Sempre nel 2019 un altro illuminante lavoro di Telmo Pievani con le fotografie di Frans Lanting raccontava La terra dopo di noi (Contrasto): «In 60 anni sono state prodotte 8,3 miliardi di tonnellate di plastica e, tra qualche decennio, saranno più del doppio: una quantità incredibile. Negli oceani ne riversiamo ogni anno 8 milioni di tonnellate. Soltanto il 9%, pochissimo, viene adeguatamente riciclato. Tutto il resto, 91%, è plastica usa e getta. Risultato: oggi il mondo è pieno di due tipi di plastiche, macro-plastiche e micro-plastiche. E ci chiameremmo sapiens…». Una situazione questa che potremmo sintetizzare con lo scatto Sewage Surfer di Justin Hoffman, finalista al Wildlife Photografer of the Year 2017, che ha fatto il giro del mondo: il cavalluccio marino che nuota aggrappato a un cotton fioc, nei mari dell’Indonesia. La “mascotte” di un mare di plastica.

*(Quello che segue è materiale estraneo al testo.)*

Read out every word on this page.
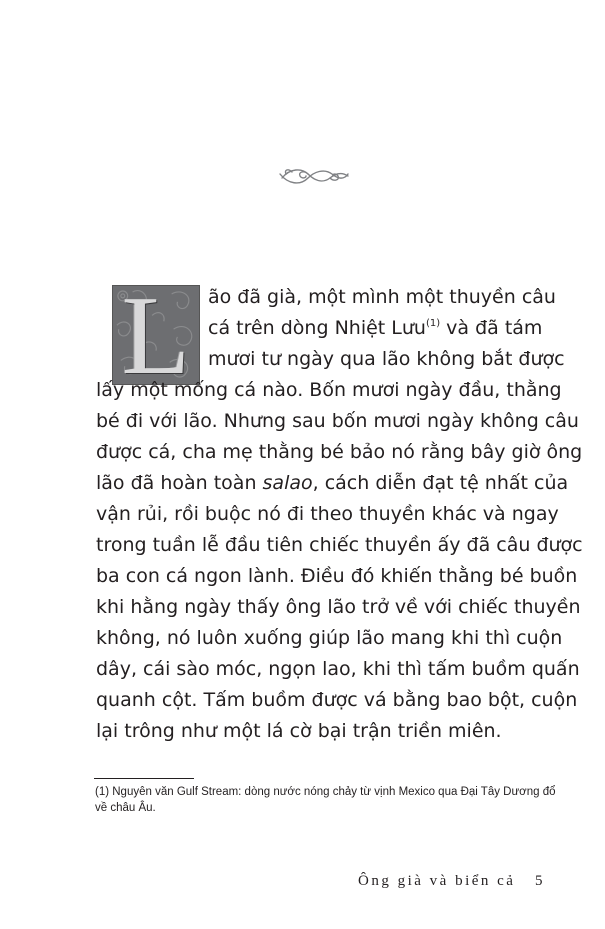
L ão đã già, một mình một thuyền câu
cá trên dòng Nhiệt Lưu$^{(1)}$ và đã tám
mươi tư ngày qua lão không bắt được
lấy một mống cá nào. Bốn mươi ngày đầu, thằng
bé đi với lão. Nhưng sau bốn mươi ngày không câu
được cá, cha mẹ thằng bé bảo nó rằng bây giờ ông
lão đã hoàn toàn salao, cách diễn đạt tệ nhất của
vận rủi, rồi buộc nó đi theo thuyền khác và ngay
trong tuần lễ đầu tiên chiếc thuyền ấy đã câu được
ba con cá ngon lành. Điều đó khiến thằng bé buồn
khi hằng ngày thấy ông lão trở về với chiếc thuyền
không, nó luôn xuống giúp lão mang khi thì cuộn
dây, cái sào móc, ngọn lao, khi thì tấm buồm quấn
quanh cột. Tấm buồm được vá bằng bao bột, cuộn
lại trông như một lá cờ bại trận triền miên.
(1) Nguyên văn Gulf Stream: dòng nước nóng chảy từ vịnh Mexico qua Đại Tây Dương đổ về châu Âu.
Ông già và biển cả 5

Poi è arrivata la pandemia. Un altro effetto dell’antropocene. Un’altra conseguenza di un modello di sviluppo sbagliato, di una globalizzazione distorta. E la foto di Ralph Pace, la foca marina e la mascherina, a ricordarci che c’è sempre un’altra emergenza. Che riguarda tutti, ma proprio tutti, molto da vicino. Con la consapevolezza che – riprendendo Pievani – «senza la nostra pervasiva presenza, la Terra sarebbe selvaggia, indomita, indifferente alle nostre sorti, nuovamente rigogliosa». Ed è meglio forse «ritrovare un’alleanza con la Terra (quella che abbiamo celebrato la scorsa settimana con una Giornata speciale, ndr) –, sapendo di non essere indispensabili». A cominciare da dove buttiamo le nostre mascherine. Le foche, e non solo, ringrazieranno.